是否所有先天性肾上腺增生症患者都需要每天服用 3 次氢化可的松才能正常生长?

背景:每日三次 (TID) 氢化可的松 (HC) 被推荐为患有先天性肾上腺增生症 (CAH) 的成长中儿童的最佳糖皮质激素治疗方案。然而,在临床环境中使用了多种其他治疗方案。目的:确定接受 TID HC 治疗的儿童与接受其他糖皮质激素治疗的儿童之间是否存在临床差异。此外,我们试图确定是否有证据表明接受替代方案治疗的儿童对生长有有害影响。方法:回顾过去 10 年在我们儿科内分泌科门诊就诊的 21-羟化酶缺乏症继发经典 CAH 患儿的医疗记录。分析的变量包括性别、最近一次就诊时的年龄、糖皮质激素类型、频率和剂量(mg/m2/天)、身高 z 分数、BMI z 分数、种族、最近的骨龄、生长速度 z 分数以及提供者对依从性的印象(好或差)。结果:在 104 名患有 CAH 的儿童(51% 男孩)中,50 名(48%)接受 TID HC,43 名(41%)接受泼尼松或泼尼松龙,5 名(5%)接受地塞米松。
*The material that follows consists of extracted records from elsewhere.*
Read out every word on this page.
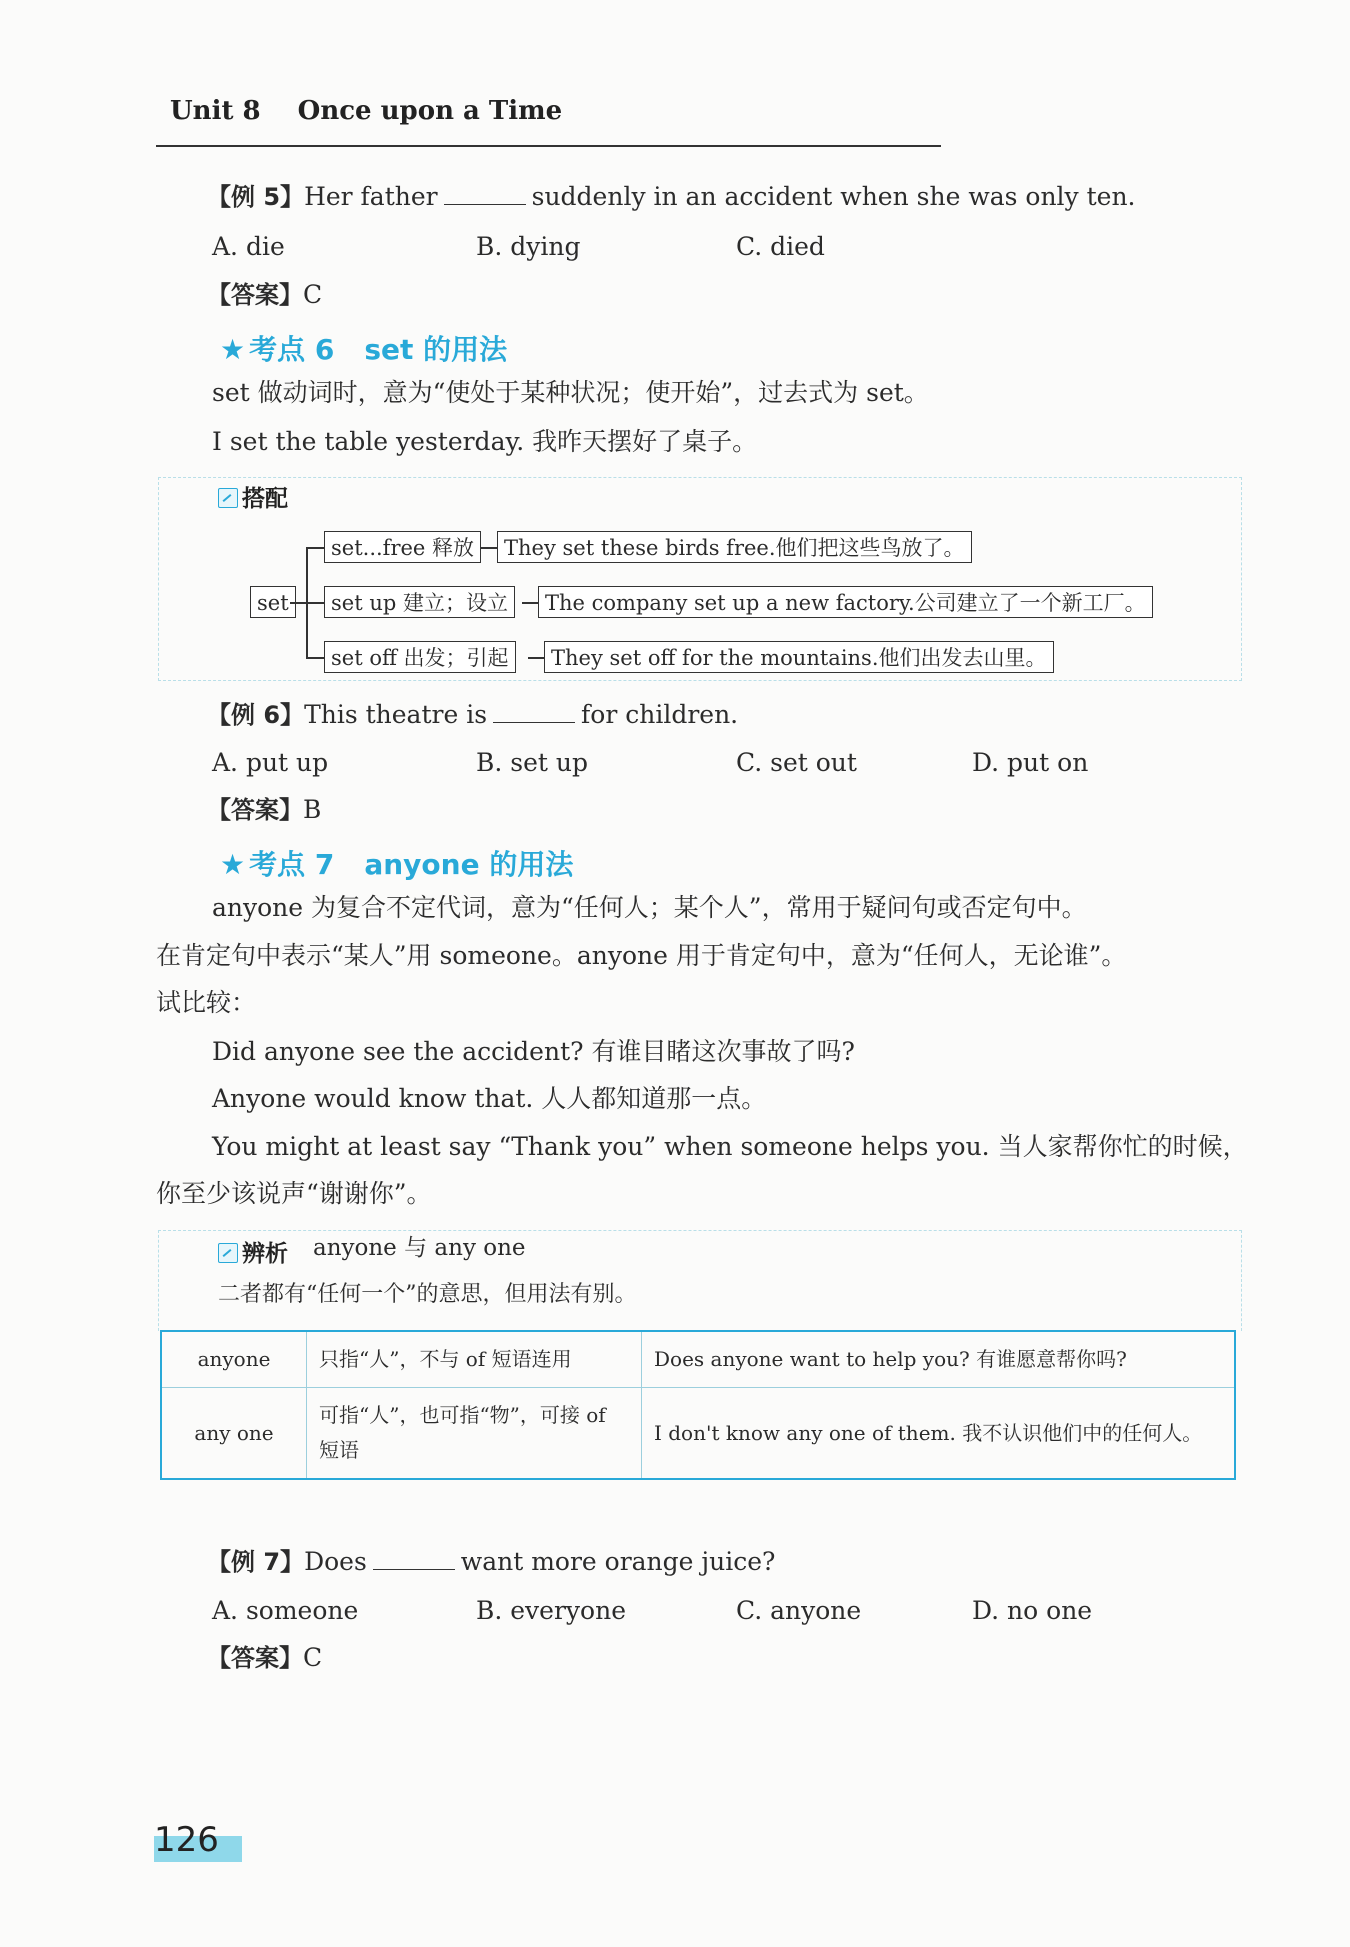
Unit 8 Once upon a Time
【例 5】Her father	suddenly in an accident when she was only ten.
A. die	B. dying	C. died
【答案】C
★ 考点 6 set 的用法
set 做动词时，意为“使处于某种状况；使开始”，过去式为 set。
I set the table yesterday. 我昨天摆好了桌子。
搭配
set
set...free 释放	They set these birds free.他们把这些鸟放了。
set up 建立；设立	The company set up a new factory.公司建立了一个新工厂。
set off 出发；引起	They set off for the mountains.他们出发去山里。
【例 6】This theatre is	for children.
A. put up	B. set up	C. set out	D. put on
【答案】B
★ 考点 7 anyone 的用法
anyone 为复合不定代词，意为“任何人；某个人”，常用于疑问句或否定句中。
在肯定句中表示“某人”用 someone。anyone 用于肯定句中，意为“任何人，无论谁”。
试比较：
Did anyone see the accident? 有谁目睹这次事故了吗?
Anyone would know that. 人人都知道那一点。
You might at least say “Thank you” when someone helps you. 当人家帮你忙的时候，
你至少该说声“谢谢你”。
辨析 anyone 与 any one
二者都有“任何一个”的意思，但用法有别。
anyone	只指“人”，不与 of 短语连用	Does anyone want to help you? 有谁愿意帮你吗?
any one	可指“人”，也可指“物”，可接 of 短语	I don't know any one of them. 我不认识他们中的任何人。
【例 7】Does	want more orange juice?
A. someone	B. everyone	C. anyone	D. no one
【答案】C
126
另外 6 名 (6%) 每天服用 2 次或 4 次 HC。在性别、身高 z 分数、BMI z 分数、种族、提供者对依从性的评估、骨龄与实际年龄的比率或生长速度方面,TID HC 和替代方案组之间没有差异。TID HC 组的平均身高 z 得分为 -0.40 + 1.31,而替代方案组为 -0.87 + 1.33 (p=0.075)。接受 TID HC 的患者更年轻 (p=0.027) 并且糖皮质激素剂量较低 (p=0. 001) 比采用替代方案的那些。结论:不到一半的 CAH 患者正在接受 TID HC。令人欣慰的是,接受常规 HC 给药和其他治疗方法的患者的生长参数和其他疾病控制指标是相同的。这些结果表明,一系列糖皮质激素治疗方案对于 CAH 儿童可能同样可行。